Friday, March 2, 2012
BPA-free Canned Products In Canada
The ladies over at The Soft Landing have an excellent article up on their site called BPA-free Canned Food Options, and it is a great list. However, this list is geared towards a US audience and while a few of the items on their list can be found here in Canada, many can't. So I thought I would do a little research and put together my own list that we Canadians can refer to when we are trying to figure it all out at the grocery store.
For those who don't know, BPA is a chemical that mimics the hormone estrogen and can cause a multitude of health problems. Manufacturer's use BPA in the epoxy used to line cans because cans need a lining to protect us from the metal and to extend product shelf life. The Canadian government has officially listed BPA as a toxic substance under the Canadian Environmental Protection Act. Thankfully, many manufacturer's are taking the time to find safer ways to line their cans.
Is there something on this list that you can't find in your local store? Ask the store manager. Demand = Supply. I've also added alternatives to canned items in case you can't find a particular brand at your store. And a tip to remember when shopping, if a canned product is organic, this does not automatically mean that the can it's in is BPA-Free. This seems to be a common misconception.
This list will be updated to add new brands as they become available. Did I miss any items? Let me know in the comments!
Eden manufactures a wide variety of canned beans and other canned food products such as chili, and rice that are all BPA-free. A bonus to using this brand is that all products are certified organic. Eden also makes canned tomato products, it's important to note that these Eden canned tomato products are NOT BPA-free.

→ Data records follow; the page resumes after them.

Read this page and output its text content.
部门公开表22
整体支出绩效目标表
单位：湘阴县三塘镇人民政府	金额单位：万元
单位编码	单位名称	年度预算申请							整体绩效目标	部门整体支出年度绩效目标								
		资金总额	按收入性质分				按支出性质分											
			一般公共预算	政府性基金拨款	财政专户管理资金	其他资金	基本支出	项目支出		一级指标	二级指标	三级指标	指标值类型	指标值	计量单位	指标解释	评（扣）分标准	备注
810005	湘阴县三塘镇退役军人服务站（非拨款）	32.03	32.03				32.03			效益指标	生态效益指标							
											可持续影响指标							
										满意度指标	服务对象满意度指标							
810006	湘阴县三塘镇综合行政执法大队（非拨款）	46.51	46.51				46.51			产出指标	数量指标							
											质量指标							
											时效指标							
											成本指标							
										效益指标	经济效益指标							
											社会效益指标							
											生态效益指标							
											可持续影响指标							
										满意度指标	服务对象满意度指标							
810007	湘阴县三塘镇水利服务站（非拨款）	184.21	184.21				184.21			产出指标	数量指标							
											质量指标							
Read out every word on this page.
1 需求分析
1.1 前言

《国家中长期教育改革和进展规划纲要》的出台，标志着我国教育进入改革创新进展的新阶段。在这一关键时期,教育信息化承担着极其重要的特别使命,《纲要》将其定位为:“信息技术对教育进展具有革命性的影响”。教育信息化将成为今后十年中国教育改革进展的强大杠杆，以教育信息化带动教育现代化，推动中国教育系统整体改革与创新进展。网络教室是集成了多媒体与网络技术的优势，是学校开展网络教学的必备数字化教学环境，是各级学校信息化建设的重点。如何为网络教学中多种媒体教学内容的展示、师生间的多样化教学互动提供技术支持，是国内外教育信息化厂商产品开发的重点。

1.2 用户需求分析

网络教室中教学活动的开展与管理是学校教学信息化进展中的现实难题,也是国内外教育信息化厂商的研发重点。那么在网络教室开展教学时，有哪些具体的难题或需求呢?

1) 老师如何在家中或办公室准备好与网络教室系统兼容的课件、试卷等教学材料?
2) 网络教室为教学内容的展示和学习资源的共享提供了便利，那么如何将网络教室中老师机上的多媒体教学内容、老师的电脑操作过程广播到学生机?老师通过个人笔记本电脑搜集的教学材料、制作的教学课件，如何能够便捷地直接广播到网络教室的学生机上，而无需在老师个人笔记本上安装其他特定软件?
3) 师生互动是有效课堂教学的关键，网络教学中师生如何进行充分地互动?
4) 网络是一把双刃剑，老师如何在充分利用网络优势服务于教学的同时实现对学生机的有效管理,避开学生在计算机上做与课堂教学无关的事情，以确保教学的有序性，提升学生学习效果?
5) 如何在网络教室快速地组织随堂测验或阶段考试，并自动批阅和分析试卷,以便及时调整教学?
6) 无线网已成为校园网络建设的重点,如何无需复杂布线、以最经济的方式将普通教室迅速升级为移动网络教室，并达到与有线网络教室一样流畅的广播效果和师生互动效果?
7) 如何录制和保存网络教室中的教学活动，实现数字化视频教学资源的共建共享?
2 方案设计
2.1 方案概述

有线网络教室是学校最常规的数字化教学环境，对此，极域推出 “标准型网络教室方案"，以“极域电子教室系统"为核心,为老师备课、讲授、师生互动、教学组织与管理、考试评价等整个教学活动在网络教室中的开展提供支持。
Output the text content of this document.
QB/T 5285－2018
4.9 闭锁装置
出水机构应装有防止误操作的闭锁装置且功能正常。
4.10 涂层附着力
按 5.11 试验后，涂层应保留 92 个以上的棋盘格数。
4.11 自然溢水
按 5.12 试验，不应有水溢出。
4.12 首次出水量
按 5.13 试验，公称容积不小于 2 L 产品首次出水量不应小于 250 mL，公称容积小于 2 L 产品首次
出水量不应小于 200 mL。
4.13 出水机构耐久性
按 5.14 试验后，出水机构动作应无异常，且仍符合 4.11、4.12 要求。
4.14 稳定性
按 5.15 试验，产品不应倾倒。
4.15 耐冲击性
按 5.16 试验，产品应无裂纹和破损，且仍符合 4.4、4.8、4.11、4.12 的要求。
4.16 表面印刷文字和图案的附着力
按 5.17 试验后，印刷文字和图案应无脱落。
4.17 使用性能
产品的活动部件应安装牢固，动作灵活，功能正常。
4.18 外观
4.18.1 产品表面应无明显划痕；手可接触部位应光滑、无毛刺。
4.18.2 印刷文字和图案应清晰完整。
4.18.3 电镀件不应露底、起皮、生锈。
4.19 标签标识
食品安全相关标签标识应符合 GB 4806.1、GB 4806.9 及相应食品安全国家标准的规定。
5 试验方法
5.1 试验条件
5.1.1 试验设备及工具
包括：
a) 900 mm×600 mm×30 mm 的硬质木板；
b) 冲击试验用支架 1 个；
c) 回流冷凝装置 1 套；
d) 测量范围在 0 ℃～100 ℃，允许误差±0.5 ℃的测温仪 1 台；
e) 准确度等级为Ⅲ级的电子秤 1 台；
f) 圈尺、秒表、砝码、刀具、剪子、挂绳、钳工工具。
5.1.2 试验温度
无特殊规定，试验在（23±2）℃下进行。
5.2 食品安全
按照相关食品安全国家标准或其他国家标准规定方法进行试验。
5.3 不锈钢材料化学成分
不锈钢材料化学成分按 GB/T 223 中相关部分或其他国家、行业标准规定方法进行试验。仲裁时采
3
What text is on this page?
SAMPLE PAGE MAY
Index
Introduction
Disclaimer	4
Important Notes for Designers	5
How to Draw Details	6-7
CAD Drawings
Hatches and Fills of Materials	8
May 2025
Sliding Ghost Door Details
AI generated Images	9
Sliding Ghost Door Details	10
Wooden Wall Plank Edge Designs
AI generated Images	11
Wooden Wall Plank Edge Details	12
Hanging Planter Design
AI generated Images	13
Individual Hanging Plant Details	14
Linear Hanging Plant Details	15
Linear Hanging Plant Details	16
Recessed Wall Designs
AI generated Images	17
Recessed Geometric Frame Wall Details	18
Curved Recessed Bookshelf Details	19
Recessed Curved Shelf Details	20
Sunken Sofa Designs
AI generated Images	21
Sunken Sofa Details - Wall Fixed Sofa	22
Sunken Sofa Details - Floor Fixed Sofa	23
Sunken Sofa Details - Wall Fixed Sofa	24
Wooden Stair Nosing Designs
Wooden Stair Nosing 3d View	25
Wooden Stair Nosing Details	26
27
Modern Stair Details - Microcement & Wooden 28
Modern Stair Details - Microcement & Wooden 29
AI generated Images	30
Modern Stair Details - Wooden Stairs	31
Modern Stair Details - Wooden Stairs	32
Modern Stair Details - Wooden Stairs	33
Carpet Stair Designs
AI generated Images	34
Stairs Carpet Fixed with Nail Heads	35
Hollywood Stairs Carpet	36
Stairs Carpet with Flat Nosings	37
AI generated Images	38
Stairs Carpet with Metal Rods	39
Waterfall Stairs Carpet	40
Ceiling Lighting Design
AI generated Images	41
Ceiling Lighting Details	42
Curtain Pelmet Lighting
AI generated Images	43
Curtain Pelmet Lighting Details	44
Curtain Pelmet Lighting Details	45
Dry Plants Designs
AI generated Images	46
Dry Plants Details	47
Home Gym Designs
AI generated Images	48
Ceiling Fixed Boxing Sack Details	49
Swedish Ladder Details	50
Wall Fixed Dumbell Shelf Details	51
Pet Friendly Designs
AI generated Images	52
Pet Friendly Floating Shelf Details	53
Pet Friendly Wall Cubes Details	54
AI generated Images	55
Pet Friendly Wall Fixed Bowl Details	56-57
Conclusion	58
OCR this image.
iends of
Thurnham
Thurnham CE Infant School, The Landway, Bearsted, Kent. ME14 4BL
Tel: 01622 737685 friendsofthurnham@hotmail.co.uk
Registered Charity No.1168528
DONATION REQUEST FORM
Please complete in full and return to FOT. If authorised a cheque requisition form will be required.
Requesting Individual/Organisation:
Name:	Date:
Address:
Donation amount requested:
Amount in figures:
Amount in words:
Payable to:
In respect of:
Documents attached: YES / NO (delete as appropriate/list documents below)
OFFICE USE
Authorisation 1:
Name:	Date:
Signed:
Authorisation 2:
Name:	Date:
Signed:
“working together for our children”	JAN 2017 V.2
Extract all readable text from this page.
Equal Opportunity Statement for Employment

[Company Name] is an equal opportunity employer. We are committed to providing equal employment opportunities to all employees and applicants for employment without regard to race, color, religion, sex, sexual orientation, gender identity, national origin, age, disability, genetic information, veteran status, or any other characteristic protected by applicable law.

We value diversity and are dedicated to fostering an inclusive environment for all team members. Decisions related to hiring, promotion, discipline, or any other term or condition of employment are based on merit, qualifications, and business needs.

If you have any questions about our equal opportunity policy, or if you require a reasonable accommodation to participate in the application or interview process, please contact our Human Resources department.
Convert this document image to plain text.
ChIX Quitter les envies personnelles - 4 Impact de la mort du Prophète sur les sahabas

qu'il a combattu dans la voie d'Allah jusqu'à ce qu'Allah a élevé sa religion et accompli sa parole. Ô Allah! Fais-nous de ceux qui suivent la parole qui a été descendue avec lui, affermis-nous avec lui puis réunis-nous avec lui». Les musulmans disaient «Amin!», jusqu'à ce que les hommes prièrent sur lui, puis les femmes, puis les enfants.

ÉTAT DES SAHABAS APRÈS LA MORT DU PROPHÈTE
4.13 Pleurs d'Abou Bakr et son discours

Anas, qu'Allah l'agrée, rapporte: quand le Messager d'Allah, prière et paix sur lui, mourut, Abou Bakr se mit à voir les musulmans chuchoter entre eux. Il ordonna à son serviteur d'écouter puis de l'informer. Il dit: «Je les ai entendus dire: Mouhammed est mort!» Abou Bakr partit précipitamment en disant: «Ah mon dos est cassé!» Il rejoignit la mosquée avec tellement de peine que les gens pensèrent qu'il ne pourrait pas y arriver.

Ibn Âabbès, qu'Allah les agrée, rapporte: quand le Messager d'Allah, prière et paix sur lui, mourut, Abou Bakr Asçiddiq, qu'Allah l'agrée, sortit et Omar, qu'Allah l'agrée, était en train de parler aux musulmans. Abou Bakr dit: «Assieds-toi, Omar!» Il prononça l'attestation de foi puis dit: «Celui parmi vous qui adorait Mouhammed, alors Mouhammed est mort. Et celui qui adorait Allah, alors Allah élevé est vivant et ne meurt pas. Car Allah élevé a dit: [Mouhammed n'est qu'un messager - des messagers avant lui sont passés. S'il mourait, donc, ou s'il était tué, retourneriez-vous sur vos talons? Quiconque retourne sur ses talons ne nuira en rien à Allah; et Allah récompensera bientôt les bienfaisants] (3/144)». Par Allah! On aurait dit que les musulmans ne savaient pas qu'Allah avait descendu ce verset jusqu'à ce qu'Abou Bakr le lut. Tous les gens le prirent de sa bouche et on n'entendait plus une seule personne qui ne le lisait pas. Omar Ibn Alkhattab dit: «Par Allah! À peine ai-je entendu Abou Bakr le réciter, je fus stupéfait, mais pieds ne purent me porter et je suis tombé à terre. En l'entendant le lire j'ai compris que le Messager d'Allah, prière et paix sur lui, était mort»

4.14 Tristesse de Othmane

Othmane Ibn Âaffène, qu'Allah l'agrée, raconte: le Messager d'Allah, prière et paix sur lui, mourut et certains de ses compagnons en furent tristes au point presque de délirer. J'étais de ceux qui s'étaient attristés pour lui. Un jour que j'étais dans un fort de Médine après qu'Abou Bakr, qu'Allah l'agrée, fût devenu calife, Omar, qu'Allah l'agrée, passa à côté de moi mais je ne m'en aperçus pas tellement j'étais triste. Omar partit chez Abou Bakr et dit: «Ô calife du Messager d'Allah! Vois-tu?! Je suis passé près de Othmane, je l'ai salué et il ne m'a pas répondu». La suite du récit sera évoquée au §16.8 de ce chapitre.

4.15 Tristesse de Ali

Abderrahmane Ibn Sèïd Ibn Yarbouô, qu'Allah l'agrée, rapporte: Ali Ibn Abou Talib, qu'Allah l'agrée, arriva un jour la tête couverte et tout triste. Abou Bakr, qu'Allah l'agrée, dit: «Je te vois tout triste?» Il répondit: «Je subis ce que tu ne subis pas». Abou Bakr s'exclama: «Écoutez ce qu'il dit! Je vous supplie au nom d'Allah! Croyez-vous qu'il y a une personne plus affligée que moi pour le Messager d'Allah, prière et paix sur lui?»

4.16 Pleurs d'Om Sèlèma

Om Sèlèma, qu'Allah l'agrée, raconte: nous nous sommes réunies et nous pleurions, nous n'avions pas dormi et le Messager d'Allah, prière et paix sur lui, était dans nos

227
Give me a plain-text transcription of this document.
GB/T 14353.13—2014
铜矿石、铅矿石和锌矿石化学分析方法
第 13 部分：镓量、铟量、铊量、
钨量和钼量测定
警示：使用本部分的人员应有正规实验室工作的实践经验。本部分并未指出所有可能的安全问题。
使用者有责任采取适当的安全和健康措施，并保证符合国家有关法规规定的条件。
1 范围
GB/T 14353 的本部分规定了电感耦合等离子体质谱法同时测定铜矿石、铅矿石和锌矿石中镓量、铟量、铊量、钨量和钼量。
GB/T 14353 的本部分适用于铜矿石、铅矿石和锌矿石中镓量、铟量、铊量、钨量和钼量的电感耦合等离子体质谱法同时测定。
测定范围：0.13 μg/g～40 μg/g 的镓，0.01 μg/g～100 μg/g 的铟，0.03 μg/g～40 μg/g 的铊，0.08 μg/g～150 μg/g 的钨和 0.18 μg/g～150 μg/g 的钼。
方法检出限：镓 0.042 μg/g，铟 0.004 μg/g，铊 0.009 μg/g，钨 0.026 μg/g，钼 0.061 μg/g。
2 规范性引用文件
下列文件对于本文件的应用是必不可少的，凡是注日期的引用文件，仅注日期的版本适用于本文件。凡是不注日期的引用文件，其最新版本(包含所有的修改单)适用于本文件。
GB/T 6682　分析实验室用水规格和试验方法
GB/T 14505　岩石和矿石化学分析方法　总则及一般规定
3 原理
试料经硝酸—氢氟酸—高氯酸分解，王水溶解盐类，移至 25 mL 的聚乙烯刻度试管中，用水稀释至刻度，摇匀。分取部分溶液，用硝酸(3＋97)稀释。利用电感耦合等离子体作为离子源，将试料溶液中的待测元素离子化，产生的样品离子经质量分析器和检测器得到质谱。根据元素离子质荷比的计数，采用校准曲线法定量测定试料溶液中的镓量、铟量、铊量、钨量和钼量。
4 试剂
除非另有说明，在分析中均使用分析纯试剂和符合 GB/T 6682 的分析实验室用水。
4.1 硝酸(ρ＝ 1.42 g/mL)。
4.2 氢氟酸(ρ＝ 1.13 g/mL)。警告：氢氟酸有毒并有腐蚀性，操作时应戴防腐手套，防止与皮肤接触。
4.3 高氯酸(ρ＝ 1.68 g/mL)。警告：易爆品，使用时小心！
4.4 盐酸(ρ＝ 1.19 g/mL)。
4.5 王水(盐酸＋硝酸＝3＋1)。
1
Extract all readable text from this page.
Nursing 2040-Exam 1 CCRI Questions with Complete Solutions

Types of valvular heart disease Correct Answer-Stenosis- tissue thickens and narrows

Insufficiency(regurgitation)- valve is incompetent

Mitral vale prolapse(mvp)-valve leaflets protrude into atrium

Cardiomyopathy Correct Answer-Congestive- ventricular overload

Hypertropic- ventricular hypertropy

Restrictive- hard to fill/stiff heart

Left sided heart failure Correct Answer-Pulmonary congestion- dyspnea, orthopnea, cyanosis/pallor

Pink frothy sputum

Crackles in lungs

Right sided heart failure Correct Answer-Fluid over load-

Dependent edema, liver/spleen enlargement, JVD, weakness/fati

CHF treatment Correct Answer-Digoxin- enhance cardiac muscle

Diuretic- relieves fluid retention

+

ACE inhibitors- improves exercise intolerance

If you can't find Eden Organic products at your store, try these alternatives:
Beans - for a fraction of the cost of canned beans, you can buy a large bag of dried beans (organic is best). They require a little bit more work since they need to be soaked overnight and cooked before they are ready to be used, but they are a big money saver and tastes just as good or even better.
Chili and other prepared foods - most prepared foods (such as chili) can be made in large batches, portioned out, and frozen for future use. Try this delicious chili recipe.
Native Forest seems to be the only coconut milk manufacturer who uses BPA-free cans at the moment. Both their classic and light versions are safe and are thankfully available in Canada.
Native Forest also manufactures a variety of vegetables and canned fruits such as peaches and pineapple. I have only seen the pineapple where I live, but I am told that other fruits are available in Canada. If you buy canned fruits, hopefully you can find them where you are.
If you can't find Native Forest products at your store try this:
- Make your own coconut milk using this recipe! Follow the steps in the linked post, it's filled with great step by step images.
- Buy fruits that are in season and freeze them for future use or you can try canning seasonal fruits for later use. You can also use those fruits is many canning recipes. Here are 85 + home canning recipes!
Eden does offer bottled tomatoes and sauces, but the liner found on the inside of the lid does contain a small amount of BPA.
From the Eden site;
If you have access to buy tomatoes in the US, see the Soft Landing's list of BPA-free tomatoes and if you happen to learn of any BPA-free brands available here in Canada, please let me know.
The inside of the twist caps has two coats of sealer between the food and the metal of the cap. The first applied coating has BPA present. The second protective sealant does not, isolating the first coating from contact with the jar's contents.
Potential for migration of BPA is reduced by the following:
Today's most stringent regulations for food safety is in the European Union where these twist caps have been tested as safe in regards to BPA for use on food products. Currently, we are told, there is no known viable alternative to BPA based epoxy coatings that provides the same level of corrosion resistance and is as safe. We continually push our cap suppliers to develop BPA free constructed caps that will deliver required corrosion resistance, shelf life, and safety."
- An additional protective vinyl base overcoat facing the food, isolating the epoxy BPA containing coating. The coating containing BPA can never be in contact with the food.
- The cap's inner surface is separated from the food by an area of air/vacuum.
- The surface area exposed to the food is substantially less for a twist cap than for canned goods.
Alternative to canned tomato products:
Buying or growing your own tomatoes during tomato season and freezing them for later use. Tomatoes are abundant here in Canada. If you decide to grow them, they do not require a large amount of space and their plants can yield quite a large amount. If you can't grow them, purchase tomatoes (again, organic is best) during tomato harvest time (mid-summer to mid-fall here in Ontario) and freeze.
Using your tomatoes, you can make a good homemade spaghetti sauce recipe, homemade pizza sauce recipe and homemade tomato paste recipe and jar them for future use.